Assistants can't see files from threads, when vector store is provided in configuration


I noticed the strange behaviour when using assistants API with files vector store. It seems when the assistant is created with vector store attached, it completely ignores any files provided as a thread vector store, or message attachments.

Steps to reproduce

  1. Create vector store with one or more PDF files attached
  2. Create new assistant with custom instruction (like “Read the name of every file you can access to”)
  3. Create a new thread.
  4. Run assistant’s thread. Assistant will list files from vector store (Correct).
  5. Create a second vector store with some other pdf files and attach it to the thread
  6. Send another message (e.g. “What files can you access?”)

GPT will still see just a first vs attachments. Even if I keep asking about files from second vs it will inform it does not see them. Once, it told me it sees one file from second vs, but reference still pointed to the first file.

I noticed this issue using API, but can reproduce in playground as well.
I suppose this is not a correct behaviour.

Some screenshots from playground below:

1 Like

I keep asking, and uploaded another file in a message.
Here is the result:

It is confusing.

It has files in search, code interpreter, threads.

The embedded chunks of attachment vector stores and thread vector stores are all added to the same myfiles_browser that now only has a search method.

Thus, if the AI was making a query that could return max 20 chunks, it could have returned all of an attached 10k token document, but vs a large number of knowledge files, the chunks of attachment will be lost in those of higher similarity from knowledge chunks.

The results of “seeing files” are displaced by other files.

Thank you for your answer.
However, I still don’t understand the issue. Files I uploaded are 9 pages total. It does not exceed the token limit.

How can I use both Assistant level vector store and thread or message attachments in a single run?

If you need 100% understanding of one document, you will need to pass it as “additional_instructions” in plain text for the turns where all must be visible.

So you’re saying upload the files, attach them to the message, then use some sort of prompt engineering in the run call?

We are trying this with no luck. We’re going to try to attach the file ids to the message object, retrieve the thread object and get the associated vector store, then pass that as a override parameter to run.create.

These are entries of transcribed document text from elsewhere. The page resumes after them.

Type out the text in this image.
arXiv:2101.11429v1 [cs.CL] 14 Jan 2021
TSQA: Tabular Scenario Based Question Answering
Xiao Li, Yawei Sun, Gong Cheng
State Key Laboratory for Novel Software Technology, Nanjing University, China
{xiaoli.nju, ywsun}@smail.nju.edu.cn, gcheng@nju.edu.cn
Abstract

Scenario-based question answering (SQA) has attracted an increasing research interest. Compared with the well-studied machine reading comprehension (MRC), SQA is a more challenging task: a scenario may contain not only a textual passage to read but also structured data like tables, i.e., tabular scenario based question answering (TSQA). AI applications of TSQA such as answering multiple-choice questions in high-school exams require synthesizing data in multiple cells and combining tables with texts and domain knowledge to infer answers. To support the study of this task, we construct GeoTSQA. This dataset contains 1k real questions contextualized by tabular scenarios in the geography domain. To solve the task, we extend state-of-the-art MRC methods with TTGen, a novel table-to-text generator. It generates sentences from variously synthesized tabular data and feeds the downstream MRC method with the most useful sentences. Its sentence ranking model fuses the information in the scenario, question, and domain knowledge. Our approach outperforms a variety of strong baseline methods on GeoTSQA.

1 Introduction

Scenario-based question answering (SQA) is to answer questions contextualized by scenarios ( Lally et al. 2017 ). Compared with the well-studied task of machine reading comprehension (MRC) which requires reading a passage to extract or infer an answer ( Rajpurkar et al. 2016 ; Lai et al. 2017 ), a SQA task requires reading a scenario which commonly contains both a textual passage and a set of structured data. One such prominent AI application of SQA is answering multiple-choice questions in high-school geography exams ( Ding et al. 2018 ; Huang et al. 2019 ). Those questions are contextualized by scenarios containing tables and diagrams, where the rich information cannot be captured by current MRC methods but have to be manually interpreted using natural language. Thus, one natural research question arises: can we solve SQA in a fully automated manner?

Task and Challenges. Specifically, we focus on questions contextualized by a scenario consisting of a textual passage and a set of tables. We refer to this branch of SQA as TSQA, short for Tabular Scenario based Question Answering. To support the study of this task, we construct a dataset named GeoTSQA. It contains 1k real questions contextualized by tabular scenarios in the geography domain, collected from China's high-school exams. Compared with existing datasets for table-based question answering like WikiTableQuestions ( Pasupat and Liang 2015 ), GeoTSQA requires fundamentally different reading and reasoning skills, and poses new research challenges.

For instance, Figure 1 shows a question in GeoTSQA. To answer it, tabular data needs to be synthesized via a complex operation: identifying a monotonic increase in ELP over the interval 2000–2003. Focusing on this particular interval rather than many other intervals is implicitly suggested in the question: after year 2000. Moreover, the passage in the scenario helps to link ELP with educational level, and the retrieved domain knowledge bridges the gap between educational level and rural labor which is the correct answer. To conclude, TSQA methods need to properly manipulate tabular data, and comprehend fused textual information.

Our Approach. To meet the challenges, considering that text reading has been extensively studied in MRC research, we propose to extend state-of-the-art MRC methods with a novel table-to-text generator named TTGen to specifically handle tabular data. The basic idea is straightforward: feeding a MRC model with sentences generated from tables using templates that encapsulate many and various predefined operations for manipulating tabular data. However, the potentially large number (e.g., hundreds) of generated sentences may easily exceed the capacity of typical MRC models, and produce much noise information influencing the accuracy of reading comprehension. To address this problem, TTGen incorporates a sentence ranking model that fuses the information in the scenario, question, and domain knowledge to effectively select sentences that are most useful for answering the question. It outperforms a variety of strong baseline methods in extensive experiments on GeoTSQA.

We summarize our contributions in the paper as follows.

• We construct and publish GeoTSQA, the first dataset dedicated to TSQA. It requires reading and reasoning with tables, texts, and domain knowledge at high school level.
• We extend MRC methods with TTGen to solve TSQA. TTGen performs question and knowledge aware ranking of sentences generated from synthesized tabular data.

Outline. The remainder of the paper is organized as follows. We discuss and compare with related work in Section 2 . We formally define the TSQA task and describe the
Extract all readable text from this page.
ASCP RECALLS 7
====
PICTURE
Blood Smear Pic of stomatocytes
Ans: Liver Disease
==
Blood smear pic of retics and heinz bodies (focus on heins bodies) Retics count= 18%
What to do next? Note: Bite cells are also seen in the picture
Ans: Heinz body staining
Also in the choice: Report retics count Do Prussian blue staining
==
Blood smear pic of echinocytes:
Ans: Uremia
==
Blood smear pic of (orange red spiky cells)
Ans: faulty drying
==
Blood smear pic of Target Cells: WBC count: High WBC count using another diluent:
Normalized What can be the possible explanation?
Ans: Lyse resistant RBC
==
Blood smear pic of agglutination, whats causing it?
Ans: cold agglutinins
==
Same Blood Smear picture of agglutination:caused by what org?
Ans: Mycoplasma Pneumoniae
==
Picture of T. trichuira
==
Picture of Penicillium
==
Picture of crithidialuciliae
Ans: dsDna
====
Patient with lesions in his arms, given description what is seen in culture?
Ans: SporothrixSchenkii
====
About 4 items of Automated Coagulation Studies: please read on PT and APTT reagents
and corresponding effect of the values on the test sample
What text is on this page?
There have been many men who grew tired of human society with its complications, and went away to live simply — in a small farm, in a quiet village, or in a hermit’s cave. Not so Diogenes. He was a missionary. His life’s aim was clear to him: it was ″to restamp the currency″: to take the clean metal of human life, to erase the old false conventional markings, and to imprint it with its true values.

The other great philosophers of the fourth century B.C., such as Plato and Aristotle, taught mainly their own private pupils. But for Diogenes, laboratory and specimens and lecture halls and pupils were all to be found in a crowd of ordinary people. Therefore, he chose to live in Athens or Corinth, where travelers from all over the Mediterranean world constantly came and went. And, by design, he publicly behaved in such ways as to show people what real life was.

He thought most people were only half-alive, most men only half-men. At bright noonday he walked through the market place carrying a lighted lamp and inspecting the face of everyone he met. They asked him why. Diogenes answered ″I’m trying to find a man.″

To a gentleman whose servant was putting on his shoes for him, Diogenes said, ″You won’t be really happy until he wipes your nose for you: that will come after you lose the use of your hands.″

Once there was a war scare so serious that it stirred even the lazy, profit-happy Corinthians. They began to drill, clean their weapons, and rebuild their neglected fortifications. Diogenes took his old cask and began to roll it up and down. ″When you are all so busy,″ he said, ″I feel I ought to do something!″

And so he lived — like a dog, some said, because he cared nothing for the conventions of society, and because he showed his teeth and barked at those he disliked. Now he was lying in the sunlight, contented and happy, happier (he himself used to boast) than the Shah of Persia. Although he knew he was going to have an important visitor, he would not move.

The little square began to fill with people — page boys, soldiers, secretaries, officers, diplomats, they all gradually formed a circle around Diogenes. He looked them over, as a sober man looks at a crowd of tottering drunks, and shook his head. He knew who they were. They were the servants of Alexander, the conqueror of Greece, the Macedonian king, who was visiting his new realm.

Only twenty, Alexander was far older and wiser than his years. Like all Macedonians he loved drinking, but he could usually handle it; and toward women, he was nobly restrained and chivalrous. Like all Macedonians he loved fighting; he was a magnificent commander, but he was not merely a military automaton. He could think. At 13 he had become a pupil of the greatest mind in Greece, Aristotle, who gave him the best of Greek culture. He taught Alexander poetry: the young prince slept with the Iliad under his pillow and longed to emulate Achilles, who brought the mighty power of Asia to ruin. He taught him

Attachment of a file id to a message just creates another vector store.

I’m talking about:

  • writing your own code to extract searchable text from PDFs
  • verifying the quality of the text - which you cannot do with assistants
  • place the full text as instructions or additional_instructions

Attaching even your own text to a message is not ideal, as you cannot tell when it will be expired or ignored by the thread management and need to be refreshed.

Or the entire forum being problems with using Assistants should give you enough insight to avoid this endpoint entirely.

Ha ha don’t make me cry.

I agree that some sort of validation is needed to make sure the quality of the text is good. I wrote up the sequence that’s needed here yesterday. I guess this is the price we pay for having Langchain RAG pipelines abstracted away?

So upload file, then use get-content to pass it through a completions endpoint for validation/summarization, if good attach file to the message and then pass the validation/summary to the assistant as additional instructions? That will at least let you know whether the file checks out.

Having a smallish documents tokens mixed in with a full-sized or multiple vector stores is still a problem, I don’t see any way around disconnecting the datastores for the run then reattaching, but so much can go wrong there, having different agent would be better I think. Not really sure this is Assistants problem per se as I imagine this affects any RAG flow.

Thread expiration is an issue that we can design around by our resume thread ux. We can tell which user messages had an attachment, and we can query the thread’s attached datastore by file ID to see if it’s still there, at which point we can error to the user accordingly or even re-upload the file from our custom data layer.

We may even modify the file upload flow to give users option to choose between a default thread upload or attaching to the assistants default vector store.